I Found a Key


Autumn in London always carries a magical, theatrical atmosphere with it. The unusually warm months of September and October are now sliding away and Guy Fawkes’ fireworks and a mild fog are announcing the first days of cold.

The anti-capitalists’ tents are still outside of St Paul’s, although there are rumours that many are empty at night. The theatrical feel that I get of London is a constant theme from the smallest streets to Buckingham Palace. It goes from fascinating to creepy.
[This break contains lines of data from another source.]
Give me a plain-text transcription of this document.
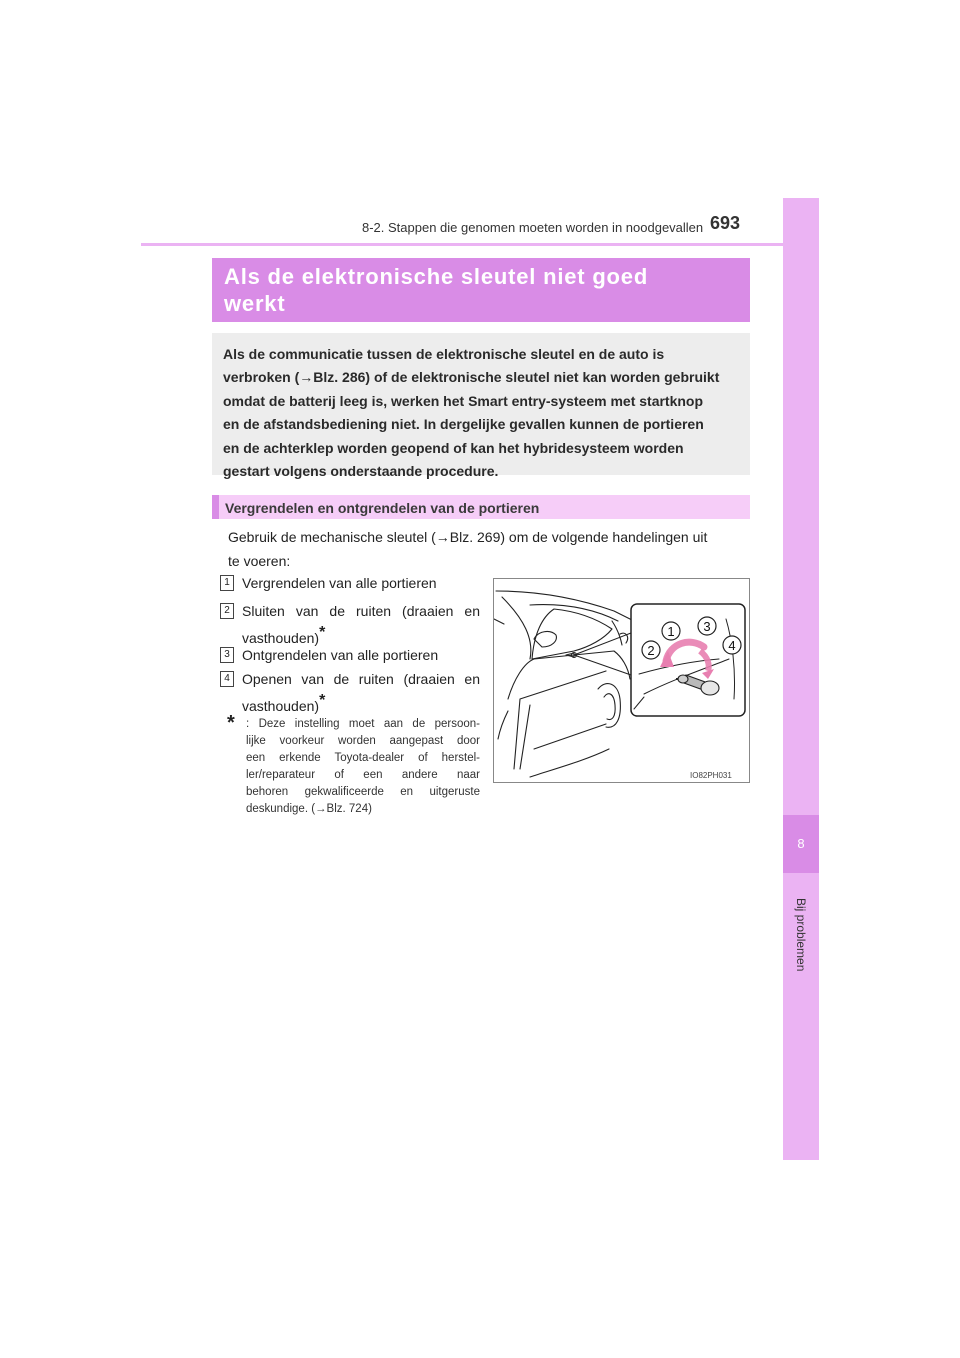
8
Bij problemen
8-2. Stappen die genomen moeten worden in noodgevallen 693
Als de elektronische sleutel niet goed
werkt
Als de communicatie tussen de elektronische sleutel en de auto is
verbroken (→Blz. 286) of de elektronische sleutel niet kan worden gebruikt
omdat de batterij leeg is, werken het Smart entry-systeem met startknop
en de afstandsbediening niet. In dergelijke gevallen kunnen de portieren
en de achterklep worden geopend of kan het hybridesysteem worden
gestart volgens onderstaande procedure.
Vergrendelen en ontgrendelen van de portieren
Gebruik de mechanische sleutel (→Blz. 269) om de volgende handelingen uit
te voeren:
1 Vergrendelen van alle portieren
2 Sluiten van de ruiten (draaien en
vasthouden)*
3 Ontgrendelen van alle portieren
4 Openen van de ruiten (draaien en
vasthouden)*
* : Deze instelling moet aan de persoon-
lijke voorkeur worden aangepast door
een erkende Toyota-dealer of herstel-
ler/reparateur of een andere naar
behoren gekwalificeerde en uitgeruste
deskundige. (→Blz. 724)
1
2
3
4
IO82PH031
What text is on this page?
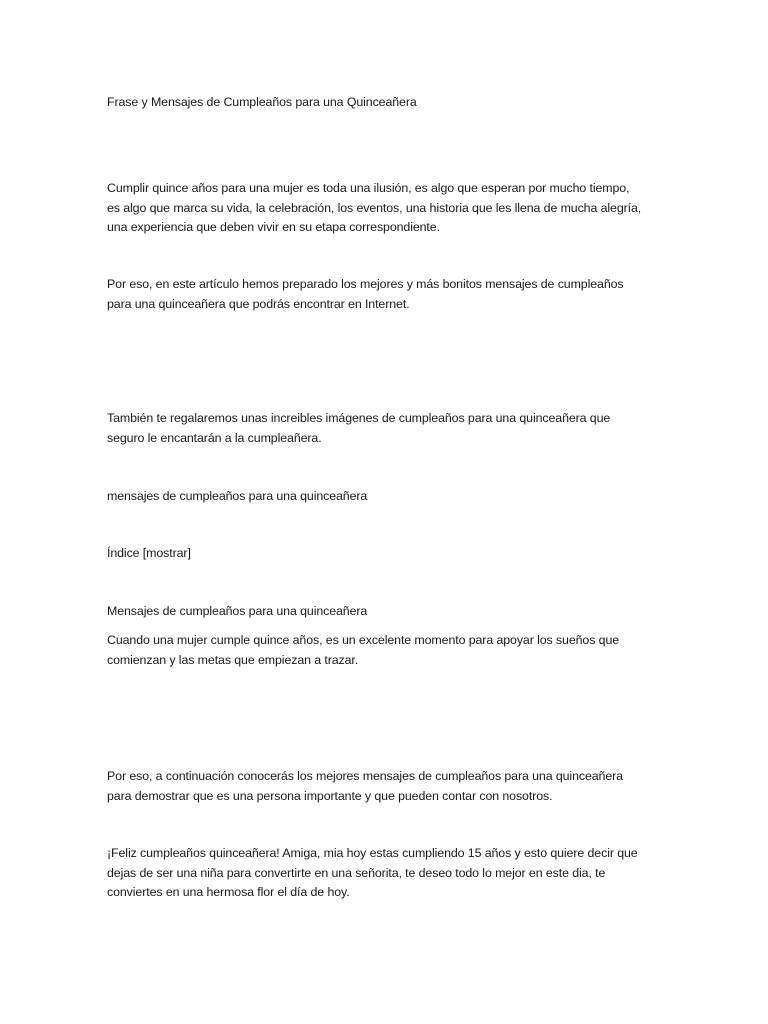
Frase y Mensajes de Cumpleaños para una Quinceañera
Cumplir quince años para una mujer es toda una ilusión, es algo que esperan por mucho tiempo,
es algo que marca su vida, la celebración, los eventos, una historia que les llena de mucha alegría,
una experiencia que deben vivir en su etapa correspondiente.
Por eso, en este artículo hemos preparado los mejores y más bonitos mensajes de cumpleaños
para una quinceañera que podrás encontrar en Internet.
También te regalaremos unas increibles imágenes de cumpleaños para una quinceañera que
seguro le encantarán a la cumpleañera.
mensajes de cumpleaños para una quinceañera
Índice [mostrar]
Mensajes de cumpleaños para una quinceañera
Cuando una mujer cumple quince años, es un excelente momento para apoyar los sueños que
comienzan y las metas que empiezan a trazar.
Por eso, a continuación conocerás los mejores mensajes de cumpleaños para una quinceañera
para demostrar que es una persona importante y que pueden contar con nosotros.
¡Feliz cumpleaños quinceañera! Amiga, mia hoy estas cumpliendo 15 años y esto quiere decir que
dejas de ser una niña para convertirte en una señorita, te deseo todo lo mejor en este dia, te
conviertes en una hermosa flor el día de hoy.
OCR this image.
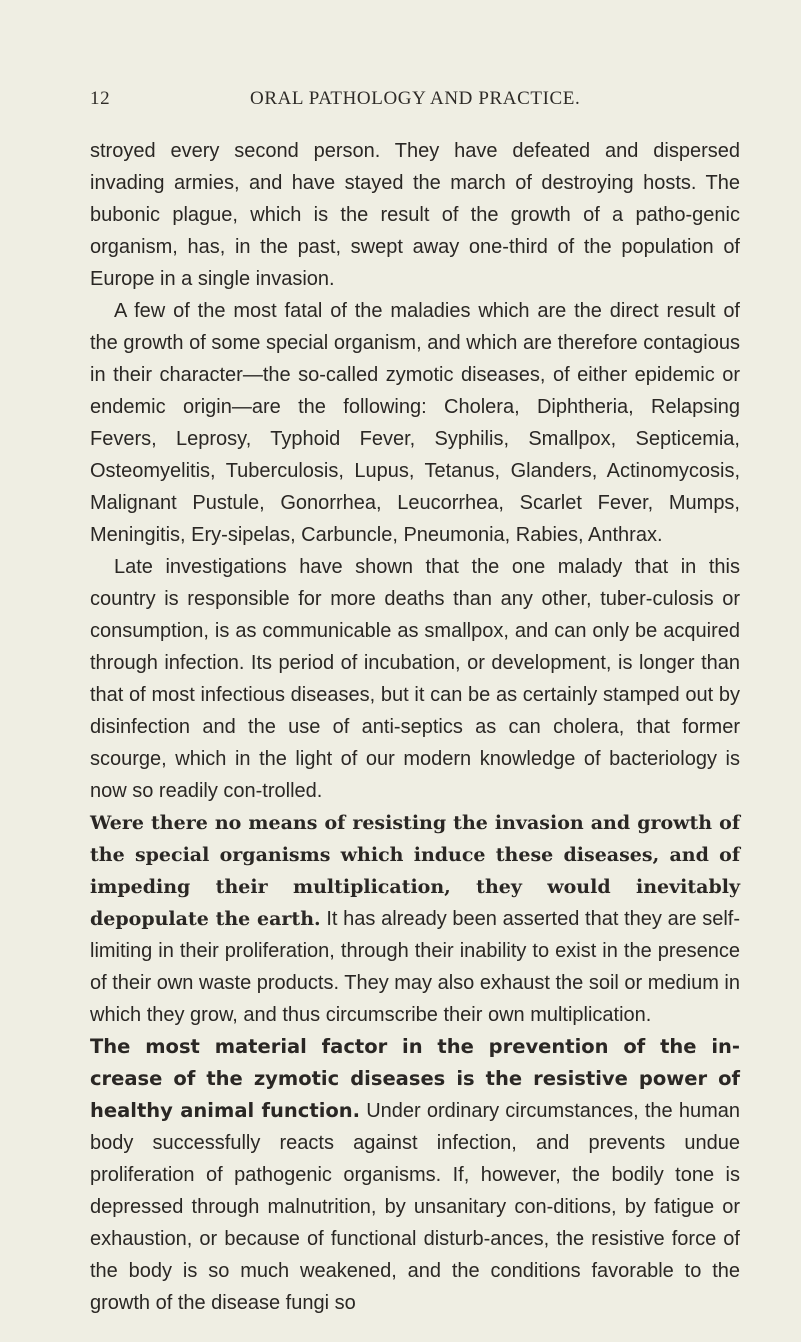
12	ORAL PATHOLOGY AND PRACTICE.

stroyed every second person. They have defeated and dispersed invading armies, and have stayed the march of destroying hosts. The bubonic plague, which is the result of the growth of a patho-genic organism, has, in the past, swept away one-third of the population of Europe in a single invasion.

A few of the most fatal of the maladies which are the direct result of the growth of some special organism, and which are therefore contagious in their character—the so-called zymotic diseases, of either epidemic or endemic origin—are the following: Cholera, Diphtheria, Relapsing Fevers, Leprosy, Typhoid Fever, Syphilis, Smallpox, Septicemia, Osteomyelitis, Tuberculosis, Lupus, Tetanus, Glanders, Actinomycosis, Malignant Pustule, Gonorrhea, Leucorrhea, Scarlet Fever, Mumps, Meningitis, Ery-sipelas, Carbuncle, Pneumonia, Rabies, Anthrax.

Late investigations have shown that the one malady that in this country is responsible for more deaths than any other, tuber-culosis or consumption, is as communicable as smallpox, and can only be acquired through infection. Its period of incubation, or development, is longer than that of most infectious diseases, but it can be as certainly stamped out by disinfection and the use of anti-septics as can cholera, that former scourge, which in the light of our modern knowledge of bacteriology is now so readily con-trolled.

Were there no means of resisting the invasion and growth of the special organisms which induce these diseases, and of impeding their multiplication, they would inevitably depopulate the earth. It has already been asserted that they are self-limiting in their proliferation, through their inability to exist in the presence of their own waste products. They may also exhaust the soil or medium in which they grow, and thus circumscribe their own multiplication.

The most material factor in the prevention of the in-crease of the zymotic diseases is the resistive power of healthy animal function. Under ordinary circumstances, the human body successfully reacts against infection, and prevents undue proliferation of pathogenic organisms. If, however, the bodily tone is depressed through malnutrition, by unsanitary con-ditions, by fatigue or exhaustion, or because of functional disturb-ances, the resistive force of the body is so much weakened, and the conditions favorable to the growth of the disease fungi so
Covent Garden, with its street artists and spectacular displays of lights and themed art installations, is an open-air stage. Yet it is not rare to see homeless people grotesquely sleeping under a pile of dirty blankets right on the side of glittery high street shop displaying piles of fancy clothes and shoes. Their shivering bodies illuminated and defined by white neon lights from the shop windows; make the cold penetrate even more deeply inside me.

My favourite theatre seats in London are the front seats on the top floor of double-decker bus. Not the London Eye or the Oxo Tower. They only give you a limited perception of London’s grandeur. But from the bus seats, you see everything, including what you wish you could not see. The young businessmen are happily enjoying their pints at the pub while an old beggar is sipping his beer can just around the corner. You see a beautiful woman covered in pearls and diamonds walking besides a pale guy kneeling down, while looking for some food or drugs in the waste bags along the pavement.

And London is all that, breathtaking beauty and unbearable dismay. Modernity and decadence. Ostentation and poverty. The fireworks are crackling and illuminating the sky with various tones of pink, green and red as people are getting on their tip toes in Theobald’s Road to see Gray’s Inn spectacular display. They only last for a few minutes, but those minutes are the theatre play for the night.

Tonight, as I got home after the fireworks, I was tidying up my room. Suddenly, my eye caught a glimpse of something shining on my carpet. I moved my desk chair, and there it was: a key. A tiny key, just about the size of a bean. I have no idea of how it got there and why, but I know it looks like the magic of London has unexpectedly entered my room on this cold night of Guy Fawkes.